Makna keselamatan dan ngunduh wohing pakarti sebagai bagian dari Hukum Kosmik, yaitu hukum sebab-akibat menjadi dasar bagi bergulirnya kehidupan manusia di Planet Bumi.
Bahwa apa pun peristiwa yang kita alami merupakan buah karma dari apa yang kita tanam selama hidup di masa ini dan dari gembolan sisa panen dari kehidupan di masa lalu selama jiwa ini ada. Keadilan dan kesetimbangan Alam Semesta selalu terjadi secara natural menimbulkan momentum yang sering disalahartikan oleh manusia yang hidupnya dibatasi oleh kotak ilusi akan ilmu pengetahuan dan keyakinan yang tidak pernah terbuktikan kebenarannya.
Akhirnya, pertanyaan saya terjawab sudah.
Bahwa sangat dimungkinkan manusia mati tanpa perlu melalui sebuah peristiwa mengenaskan dan sakit parah terlebih dahulu, yang dalam SMSHD dinyatakan sebagai ‘jalan keselamatan’.
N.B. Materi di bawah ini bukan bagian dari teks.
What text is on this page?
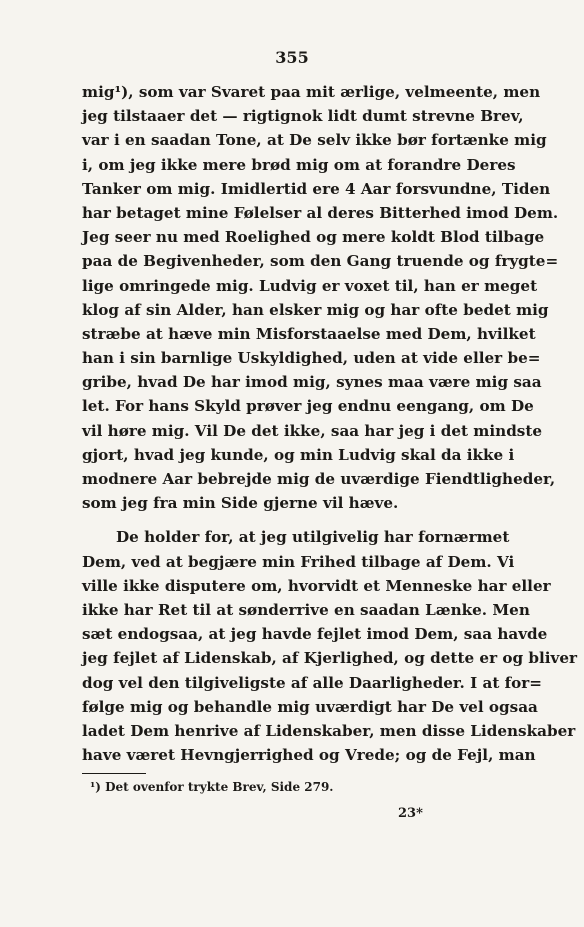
355
mig¹), som var Svaret paa mit ærlige, velmeente, men
jeg tilstaaer det — rigtignok lidt dumt strevne Brev,
var i en saadan Tone, at De selv ikke bør fortænke mig
i, om jeg ikke mere brød mig om at forandre Deres
Tanker om mig. Imidlertid ere 4 Aar forsvundne, Tiden
har betaget mine Følelser al deres Bitterhed imod Dem.
Jeg seer nu med Roelighed og mere koldt Blod tilbage
paa de Begivenheder, som den Gang truende og frygte=
lige omringede mig. Ludvig er voxet til, han er meget
klog af sin Alder, han elsker mig og har ofte bedet mig
stræbe at hæve min Misforstaaelse med Dem, hvilket
han i sin barnlige Uskyldighed, uden at vide eller be=
gribe, hvad De har imod mig, synes maa være mig saa
let. For hans Skyld prøver jeg endnu eengang, om De
vil høre mig. Vil De det ikke, saa har jeg i det mindste
gjort, hvad jeg kunde, og min Ludvig skal da ikke i
modnere Aar bebrejde mig de uværdige Fiendtligheder,
som jeg fra min Side gjerne vil hæve.
De holder for, at jeg utilgivelig har fornærmet
Dem, ved at begjære min Frihed tilbage af Dem. Vi
ville ikke disputere om, hvorvidt et Menneske har eller
ikke har Ret til at sønderrive en saadan Lænke. Men
sæt endogsaa, at jeg havde fejlet imod Dem, saa havde
jeg fejlet af Lidenskab, af Kjerlighed, og dette er og bliver
dog vel den tilgiveligste af alle Daarligheder. I at for=
følge mig og behandle mig uværdigt har De vel ogsaa
ladet Dem henrive af Lidenskaber, men disse Lidenskaber
have været Hevngjerrighed og Vrede; og de Fejl, man
¹) Det ovenfor trykte Brev, Side 279.
23*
Bagi yang tidak percaya bahwa jiwa ada dan terus berevolusi, tentu tidak percaya tentang adanya hukum sebab-akibat ini, maka kisah ini saya sajikan bagi yang percaya akan keberadaan jiwa dan Hukum Kosmik.
Refleksi saya kali ini merupakan sebuah pembelajaran yang membuktikan bahwa menjadi orang baik saja tidak cukup untuk membuat hidup ini lepas dari proses menuju kematian yang penuh derita fisik yang disebut sakit berat, bahkan menularkan derita fisik kepada sanak keluarga yang merawat.
Saya memiliki seorang sahabat yang di hari tuanya jatuh sakit gagal ginjal setelah 15 tahun mengidap sakit gula sehingga ginjalnya rusak parah akibat konsumsi obat gula. Saat saya menulis ini, yang bersangkutan (ybs) sedang tergeletak di ICU dan sudah sempat tidak sadarkan diri sehingga perlu alat bantu pernafasan. Hidupnya belum berakhir, namun organ-organnya sudah rusak parah sehingga hanya menunggu momen pindah dimensi itu tiba, di mana organ tubuh tidak mampu lagi memberikan energi hidup bagi Sang Nyawa.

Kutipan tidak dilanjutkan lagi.